Amai os vossos inimigos, fazei bem aos que vos odeiam, abençoai os que vos amaldiçoam, orai por aqueles que vos injuriam. A quem te bater numa face, apresenta-lhe também a outra; e a quem te levar a capa, deixa-lhe também a túnica. Dá a todo aquele que te pedir e ao que levar o que é teu, não o reclames».
Desde que nasci, já terei ouvido este texto pelo menos tantas vezes quantos os anos de vida que Deus me concedeu. E, no entanto, não deixa de parecer “cantiga de embalar”.
Acontece comigo e pode acontecer convosco. Isto porque sentimos dificuldade em encontrar forma de aplicar estes ensinamentos de Jesus na nossa vida quotidiana. E o que não é concreto é abstrato, imaterial, incorpóreo, impalpável, intangível. Desse modo, e mesmo sem termos noção, a distância entre a vida de Jesus e a nossa torna-se cada vez maior: lemos o Evangelho da multiplicação dos pães para logo a seguir nos queixarmos que o pão é duro. Ouvimos o mandamento de não julgar os outros para logo a seguir chamarmos isto ou aquilo a quem quer que nos apareça pela frente, seja porque pensa ou vive de forma diferente. Escutamos o mandato missionário para logo a seguir afirmarmos, sem qualquer discernimento, que o que já fazemos e como fazemos é a vontade de Deus.
Mas no dia em que começarmos a concretizar o mandamento grande do amor e do perdão, isso tornar-se-á não apenas o somatório de boas ações, de coisas boas que fazemos ou de coisas más que evitamos, mas mudará radicalmente a nossa vida, a forma como nos relacionamos uns com os outros, com Deus, e como olhamos para nós mesmos. Não é por acaso que muitas pessoas, na Confissão, se limitam a dizer “eu não mato nem roubo”… mas falta reconhecerem, já agora, “eu não vivo”.
A opção muito clara e consciente pela não-violência, o perdão, a misericórdia e o amor, dá sentido à vida e constrói-se com gestos diários, que nos fazem ser imagem de Cristo, e, embora trazendo ainda em nós a imagem do homem terreno, que somos, vamo-nos configurando à imagem do homem celeste (Cf. 1 Cor 15,45-49) que Deus nos chama a ser.
Para isso é necessário, antes de mais, sermos fiéis ao mandamento de Jesus no nosso tempo e nos lugares onde nos movemos. É aquilo a que chamamos de fidelidade criativa ao Evangelho.
Para nos ajudar, proponho três histórias: a que nos é dada pela primeira leitura, depois uma contada por um neto de Mahatma Gandhi, e uma terceira sobre o trabalho de um sacerdote no Bangladesh.
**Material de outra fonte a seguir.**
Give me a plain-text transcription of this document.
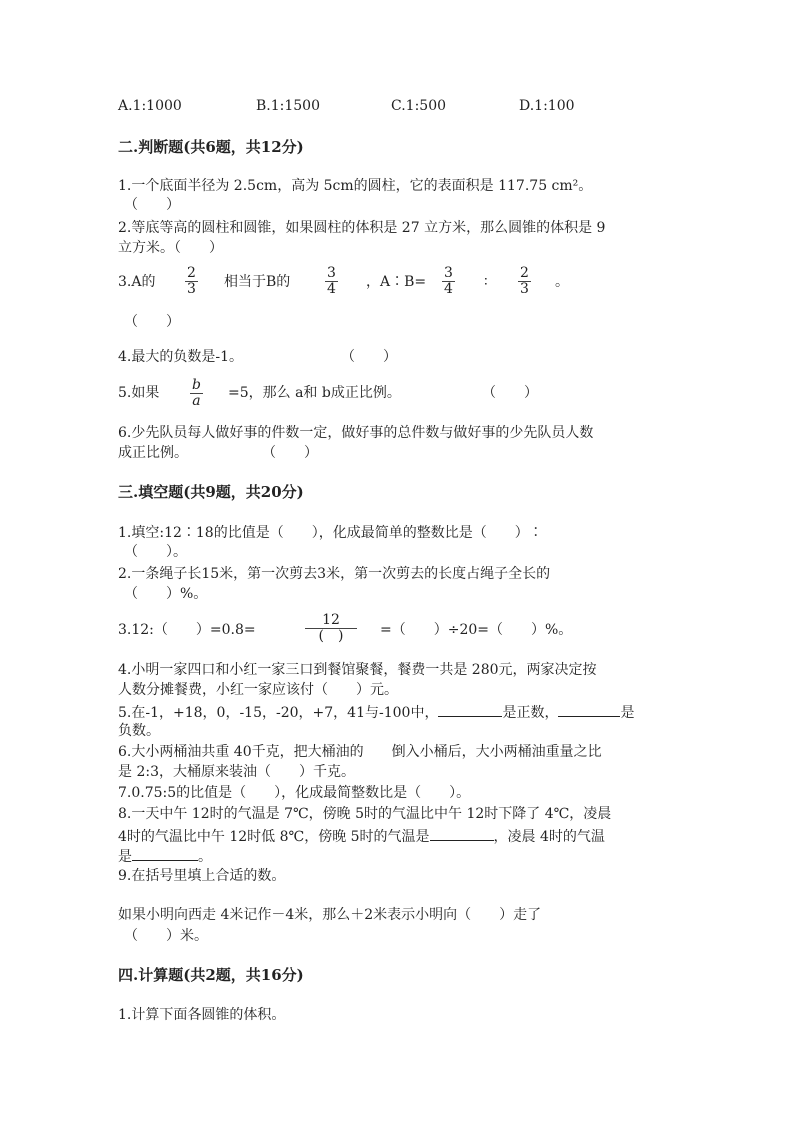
A.1:1000	B.1:1500	C.1:500	D.1:100
二.判断题(共6题，共12分)
1.一个底面半径为 2.5cm，高为 5cm的圆柱，它的表面积是 117.75 cm²。
（　　）
2.等底等高的圆柱和圆锥，如果圆柱的体积是 27 立方米，那么圆锥的体积是 9
立方米。（　　）
3.A的 $\frac{2}{3}$ 相当于B的 $\frac{3}{4}$ ，A∶B= $\frac{3}{4}$ ∶ $\frac{2}{3}$ 。
（　　）
4.最大的负数是-1。	（　　）
5.如果 $\frac{b}{a} =5$，那么 a和 b成正比例。	（　　）
6.少先队员每人做好事的件数一定，做好事的总件数与做好事的少先队员人数
成正比例。	（　　）
三.填空题(共9题，共20分)
1.填空:12∶18的比值是（　　），化成最简单的整数比是（　　）∶
（　　）。
2.一条绳子长15米，第一次剪去3米，第一次剪去的长度占绳子全长的
（　　）%。
3.12:（　　）=0.8=
12
(　)	=（　　）÷20=（　　）%。
4.小明一家四口和小红一家三口到餐馆聚餐，餐费一共是 280元，两家决定按
人数分摊餐费，小红一家应该付（　　）元。
5.在-1，+18，0，-15，-20，+7，41与-100中，	是正数，	是
负数。
6.大小两桶油共重 40千克，把大桶油的 倒入小桶后，大小两桶油重量之比
是 2:3，大桶原来装油（　　）千克。
7.0.75:5的比值是（　　），化成最简整数比是（　　）。
8.一天中午 12时的气温是 7℃，傍晚 5时的气温比中午 12时下降了 4℃，凌晨
4时的气温比中午 12时低 8℃，傍晚 5时的气温是	，凌晨 4时的气温
是	。
9.在括号里填上合适的数。
如果小明向西走 4米记作－4米，那么＋2米表示小明向（　　）走了
（　　）米。
四.计算题(共2题，共16分)
1.计算下面各圆锥的体积。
Na primeira leitura (Cf. 1 Sam 2.7-9.12-13.22-23), percebemos que o rei Saul procurava David para o matar. Numa noite, o feitiço virou-se contra o feiticeiro e foi David quem teve a oportunidade de matar Saul. Se o fizesse, dir-se-ia que foi em legítima defesa. Mas, aos olhos de Deus, só a morte natural é legítima, tudo o resto são tentativas de nos colocarmos no seu lugar, decidindo quem vive, como e até quando.
O que David fez foi levar a lança e o cantil de Saul para este perceber que a sua vida havia sido poupada, que em David era maior o amor e o perdão do que o ódio e o desejo de vingança. E essa foi a maior lição que David podia ter dado a Saul. De forma criativa, David foi misericordioso como o Pai celeste é misericordioso, e isso mudou radicalmente a forma como Saul olhava para David e, de algum modo, a forma como passou a exercer o poder. O perdão transforma-nos!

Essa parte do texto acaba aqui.